核心内容の要約
雲南省大理市祥雲県のある公立幼稚園が入園手続きで、保護者に給与明細や経営状況の記録、管理費や光熱水費の領収書など、入学とは関係ない個人情報の提出を求めたことが問題視され、当局は謝罪し改善策を講じました。しかし、このような事例は決して孤立したものではありません。多くの学校や幼稚園で保護者の職業や社会的資源、住宅の形態などの情報を求めるケースがあります。その背景には、一部の教育機関が保護者の背景を調べて「有用な」人材を選別しようとする意図があります。これはプライバシーの侵害であり、教育の公平性を損ない、子供たちの価値観を歪めるものです。このような傾向に警戒し、是正する必要があります。
一、入園手続きで給与明細が必要?公立幼稚園の公共性はどこにあるのか?
公立幼稚園は政府が提供する公共サービスであり、公園や図書館と同様に、「普遍的なアクセス」と「公平性」が基本です。本来ならば、入園手続きでは子供がその地域に居住しているか(戸籍や住民票)、年齢を満たしているかといった条件のみを確認すればよいはずです。給与明細や経営状況の記録などは必要ありません。お金があるからといって優先的に入学できるわけではありません。これは公共教育資源を「すべての人に平等に」提供するという原則に反します。また、2022年に教育部は「保護者の職務や収入情報の収集を厳しく禁じる」と明文化していますが、これは明らかに規則に違反しています。
二、表面上は「協力教育」だが、実際には「優れた保護者を選ぶ」ため?
一部の幼稚園では「情報収集は家庭との連携を深めるため」と主張しますが、これは根拠がありません。困難な家庭を支援するならば、保護者に自発的に申請してもらえばよく、すべての人に個人情報を公開させる必要はありません。実際の目的は非常に功利的で、保護者の経済力や社会的地位、持っている資源を把握し、園に利益をもたらす可能性のある人を選ぶことです。

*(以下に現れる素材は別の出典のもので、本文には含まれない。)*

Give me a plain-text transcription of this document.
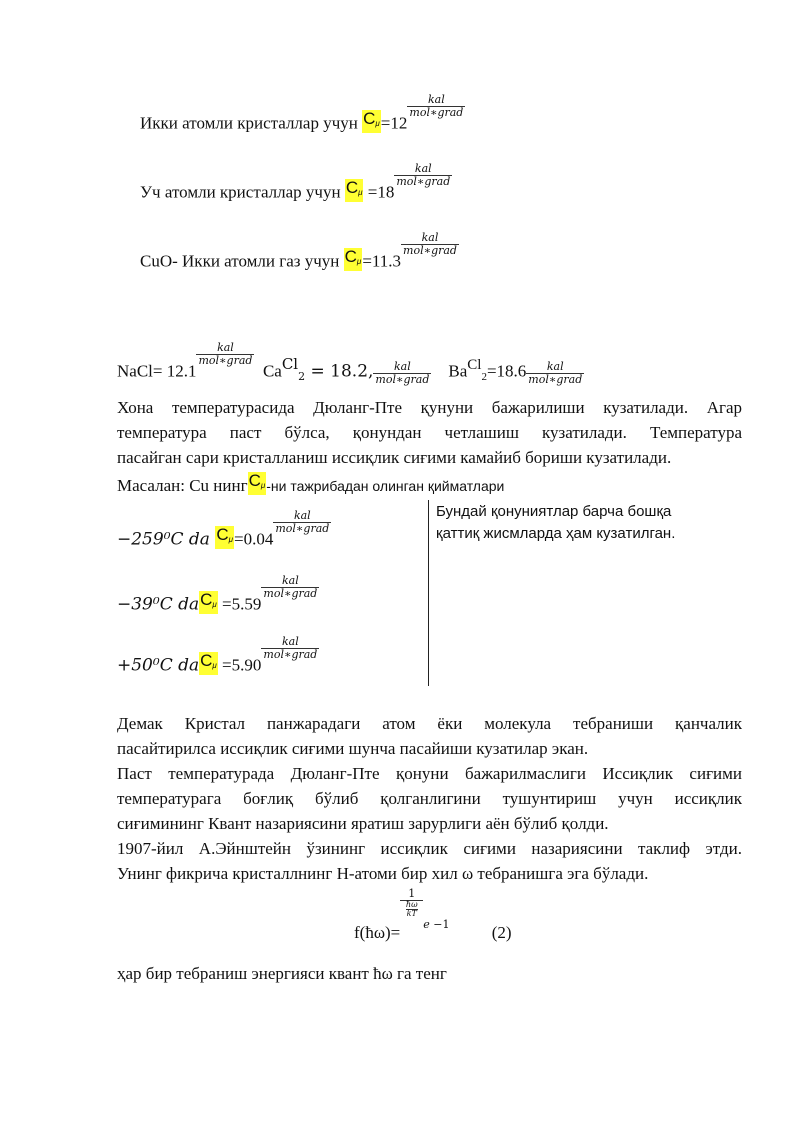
Икки атомли кристаллар учун $C_\mu=12$
$\frac{\text{kal}}{\text{mol∗grad}}$
Уч атомли кристаллар учун $C_\mu =18$
$\frac{\text{kal}}{\text{mol∗grad}}$
CuO- Икки атомли газ учун $C_\mu=11.3$
$\frac{\text{kal}}{\text{mol∗grad}}$
NaCl= 12.1
$\frac{\text{kal}}{\text{mol∗grad}}$
CaCl2 = 18.2, $\frac{\text{kal}}{\text{mol∗grad}}$ BaCl2=18.6 $\frac{\text{kal}}{\text{mol∗grad}}$
Хона температурасида Дюланг-Пте қунуни бажарилиши кузатилади. Агар
температура паст бўлса, қонундан четлашиш кузатилади. Температура
пасайган сари кристалланиш иссиқлик сиғими камайиб бориши кузатилади.
Масалан: Cu нингC$_\mu$-ни тажрибадан олинган қийматлари
−259⁰C da $C_\mu=0.04$
$\frac{\text{kal}}{\text{mol∗grad}}$
−39⁰C daC$_\mu$ =5.59
$\frac{\text{kal}}{\text{mol∗grad}}$
+50⁰C daC$_\mu$ =5.90
$\frac{\text{kal}}{\text{mol∗grad}}$
Бундай қонуниятлар барча бошқа
қаттиқ жисмларда ҳам кузатилган.
Демак Кристал панжарадаги атом ёки молекула тебраниши қанчалик
пасайтирилса иссиқлик сиғими шунча пасайиши кузатилар экан.
Паст температурада Дюланг-Пте қонуни бажарилмаслиги Иссиқлик сиғими
температурага боғлиқ бўлиб қолганлигини тушунтириш учун иссиқлик
сиғимининг Квант назариясини яратиш зарурлиги аён бўлиб қолди.
1907-йил А.Эйнштейн ўзининг иссиқлик сиғими назариясини таклиф этди.
Унинг фикрича кристаллнинг Н-атоми бир хил ω тебранишга эга бўлади.
f(ħω)=
1
$\frac{ħ\omega}{kT}$
$^e$ $^{-1}$ (2)
ҳар бир тебраниш энергияси квант ħω га тенг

つまり、教育を「後ろ盾を探す」手段に変えてしまっています。
三、このようなやり方の害は想像以上に深刻だ!
1. プライバシーの侵害:給与明細や家庭の財産情報は敏感な個人情報であり、幼稚園が勝手に要求する権利はありません。もし漏洩した場合、誰が責任を負うのでしょうか?
2. 公平性の破壊:幼稚園が保護者の背景に基づいて子供たちを差別すると、お金持ちや権力者の子供が特別な扱いを受け、普通の家庭の子供が疎外されます。これは子供たちにとって非常に不公平であり、幼稚園から「階層化」が始まることになります。
3. 価値観の歪み:学校は子供たちに「すべての人は平等だ」と教えるべきですが、現在では保護者の社会的地位を基準にしています。これは教育ではなく、子供たちに誤った価値観を植え付けることになります。
四、教育を本来の目的に戻すためには以下のことが必要
1. 主管部門の厳格な対応:事後の謝罪だけでなく、事前に明確な規則を設けるべきです。収集してもよい情報(子供の年齢や戸籍など)と絶対に禁止されている情報(保護者の収入や職務など)を明確にし、規則違反があれば厳しく処罰する必要があります。
2. 学校は初心を忘れないで:教育の本質は人材育成であり、資源を探すことではありません。保護者がお金持ちかどうか、権力を持っているかに関わらず、子供たちは平等に扱われるべきです。
3. 保護者は「ノー」と言う勇気を持つ:不合理な要求に遭遇した場合は黙って耐えるのではなく、教育当局に直接伝えましょう。あなたの主張が子供たちの公平性とプライバシーを守ることになります。
教育の公平性は社会の公平性の基盤です。学校や幼稚園はすべての子供を平等に見るべきであり、その親の社会的地位を気にするべきではありません。このような「出世主義的な入園手続き」が二度と起こらないことを願っています。